I was so glad to see the back of the snow Sue, when it’s icy like that, as well as snow, it is so dangerous walking and driving.I too have had one or two specials disappear, it is so annoying when that happens, I nust tidy up the labels that are still sitting there without their snowdrops!
Out in the garden without a coat…….I am really wishing I could do the same! You have a wonderful collection of snowdrops Pauline. I was given S. Arnott and Blewbury Tart a couple of years ago by a friend so I really am just a beginner.
I too was a beginner once Denise, then I started with just one or two new ones a year and it slowly increased over the next 25 yrs! I keep telling myself I really must stop, but somehow new ones keep coming!

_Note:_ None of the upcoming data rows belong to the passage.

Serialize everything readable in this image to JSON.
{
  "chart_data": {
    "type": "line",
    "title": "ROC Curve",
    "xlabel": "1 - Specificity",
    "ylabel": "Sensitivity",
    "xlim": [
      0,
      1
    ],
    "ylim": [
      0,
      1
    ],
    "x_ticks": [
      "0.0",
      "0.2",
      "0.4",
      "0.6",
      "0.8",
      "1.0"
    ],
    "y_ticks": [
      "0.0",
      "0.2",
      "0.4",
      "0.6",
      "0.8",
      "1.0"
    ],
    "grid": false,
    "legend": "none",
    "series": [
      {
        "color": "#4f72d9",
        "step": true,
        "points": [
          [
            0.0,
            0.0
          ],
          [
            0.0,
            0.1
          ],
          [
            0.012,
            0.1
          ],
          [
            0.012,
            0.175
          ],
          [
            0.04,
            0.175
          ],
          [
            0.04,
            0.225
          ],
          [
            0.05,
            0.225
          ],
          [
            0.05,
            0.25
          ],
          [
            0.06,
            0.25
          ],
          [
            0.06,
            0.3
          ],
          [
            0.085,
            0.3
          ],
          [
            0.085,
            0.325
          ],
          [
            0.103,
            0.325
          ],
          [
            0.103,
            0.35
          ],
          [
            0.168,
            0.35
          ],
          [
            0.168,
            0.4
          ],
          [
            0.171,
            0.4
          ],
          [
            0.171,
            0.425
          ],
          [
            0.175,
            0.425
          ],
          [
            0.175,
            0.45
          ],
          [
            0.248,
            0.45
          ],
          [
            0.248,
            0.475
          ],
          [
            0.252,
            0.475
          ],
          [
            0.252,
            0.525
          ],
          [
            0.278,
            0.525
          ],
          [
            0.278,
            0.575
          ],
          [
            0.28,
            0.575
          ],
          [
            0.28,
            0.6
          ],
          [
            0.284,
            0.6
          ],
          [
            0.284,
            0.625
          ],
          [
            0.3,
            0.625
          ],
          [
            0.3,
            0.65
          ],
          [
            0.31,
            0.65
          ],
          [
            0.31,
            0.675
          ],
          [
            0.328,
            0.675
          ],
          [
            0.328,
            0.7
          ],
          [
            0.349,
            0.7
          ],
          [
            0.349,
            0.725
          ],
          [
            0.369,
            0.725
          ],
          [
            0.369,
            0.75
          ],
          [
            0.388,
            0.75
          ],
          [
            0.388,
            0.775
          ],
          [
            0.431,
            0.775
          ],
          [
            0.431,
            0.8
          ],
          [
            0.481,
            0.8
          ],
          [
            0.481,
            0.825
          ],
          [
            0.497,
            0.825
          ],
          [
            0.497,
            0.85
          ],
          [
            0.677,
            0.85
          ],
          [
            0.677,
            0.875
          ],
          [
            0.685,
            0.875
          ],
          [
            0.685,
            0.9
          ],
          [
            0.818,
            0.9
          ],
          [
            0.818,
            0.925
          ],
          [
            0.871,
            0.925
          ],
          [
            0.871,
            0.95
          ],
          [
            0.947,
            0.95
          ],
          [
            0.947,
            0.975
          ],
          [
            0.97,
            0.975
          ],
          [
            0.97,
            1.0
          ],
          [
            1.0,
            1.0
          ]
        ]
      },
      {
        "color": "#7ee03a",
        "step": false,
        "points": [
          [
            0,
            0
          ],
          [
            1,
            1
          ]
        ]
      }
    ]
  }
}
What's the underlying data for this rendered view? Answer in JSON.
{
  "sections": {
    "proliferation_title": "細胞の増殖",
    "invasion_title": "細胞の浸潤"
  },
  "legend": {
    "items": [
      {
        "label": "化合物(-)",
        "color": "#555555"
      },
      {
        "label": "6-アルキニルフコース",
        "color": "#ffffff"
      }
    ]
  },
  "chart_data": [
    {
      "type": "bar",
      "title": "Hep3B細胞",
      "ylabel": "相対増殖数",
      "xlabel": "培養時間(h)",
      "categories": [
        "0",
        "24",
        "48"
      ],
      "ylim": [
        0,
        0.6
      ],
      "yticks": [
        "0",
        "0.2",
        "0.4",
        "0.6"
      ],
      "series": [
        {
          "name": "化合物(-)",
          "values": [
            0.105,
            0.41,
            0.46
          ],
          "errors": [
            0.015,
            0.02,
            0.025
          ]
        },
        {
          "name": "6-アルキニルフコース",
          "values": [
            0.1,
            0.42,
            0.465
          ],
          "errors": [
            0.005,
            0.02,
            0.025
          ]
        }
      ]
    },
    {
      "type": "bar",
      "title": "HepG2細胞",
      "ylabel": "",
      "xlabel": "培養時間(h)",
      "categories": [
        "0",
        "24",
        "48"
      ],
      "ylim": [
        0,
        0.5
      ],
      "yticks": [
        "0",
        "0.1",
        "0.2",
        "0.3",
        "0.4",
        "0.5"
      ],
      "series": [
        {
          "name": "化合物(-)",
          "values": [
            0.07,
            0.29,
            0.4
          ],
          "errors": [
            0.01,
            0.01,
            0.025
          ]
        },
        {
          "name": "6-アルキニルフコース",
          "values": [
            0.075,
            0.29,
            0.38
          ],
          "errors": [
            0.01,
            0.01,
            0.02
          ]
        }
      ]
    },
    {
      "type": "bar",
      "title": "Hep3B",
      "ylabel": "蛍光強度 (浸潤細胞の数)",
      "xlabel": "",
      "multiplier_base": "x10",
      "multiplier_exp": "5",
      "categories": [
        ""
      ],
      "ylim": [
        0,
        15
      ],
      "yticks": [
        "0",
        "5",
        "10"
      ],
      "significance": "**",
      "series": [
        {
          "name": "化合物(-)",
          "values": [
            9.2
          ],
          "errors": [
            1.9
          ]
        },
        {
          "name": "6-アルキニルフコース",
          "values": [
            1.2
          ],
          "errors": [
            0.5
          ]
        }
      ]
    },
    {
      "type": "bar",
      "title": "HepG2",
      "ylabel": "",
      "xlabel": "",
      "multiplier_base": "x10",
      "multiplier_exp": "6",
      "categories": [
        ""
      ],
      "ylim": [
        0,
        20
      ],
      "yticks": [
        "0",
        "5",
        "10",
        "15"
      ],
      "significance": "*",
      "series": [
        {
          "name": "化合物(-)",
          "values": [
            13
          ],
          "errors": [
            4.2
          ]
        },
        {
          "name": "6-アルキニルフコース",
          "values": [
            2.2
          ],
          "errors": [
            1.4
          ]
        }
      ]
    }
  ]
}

Just loved all these delights, to think these clumps started off as single snowdrops. You have so many delightful varieties, I loved the wasp one, haven’t come across that before.xxx
Thanks for your lovely comments Dina, very much appreciated. I usually only buy snowdrop bulbs that they say increase quickly!Wasp was added to my collecrion a few years ago and has certainly increased well.
I love seeing how your snowdrops are doing each spring. I almost feel like I’ve watched ‘Wendy’s Gold’ grow up over the years! Lapwing is such a nice clump, and I’m hopefully adding ‘Augustus’ this year. It’s aways so exciting to see the gardening year take off again.
They are increasing nicely Frank, all without any effort from me so far.Some clumps do need splitting now, so that is a job I will have to tackle soon, when they have finished flowering. Augustus is a lovely snowdrop, I hope you soon have him in your garden.
As always I’ve enjoyed seeing your snowdrops Pauline. I ask myself the same question about disappearing labels 🙂 Could it be squirrels ?
I suppose squirrels could be the label thief Anna, I wonder where they put them, do they take them home to decorate their dreys?!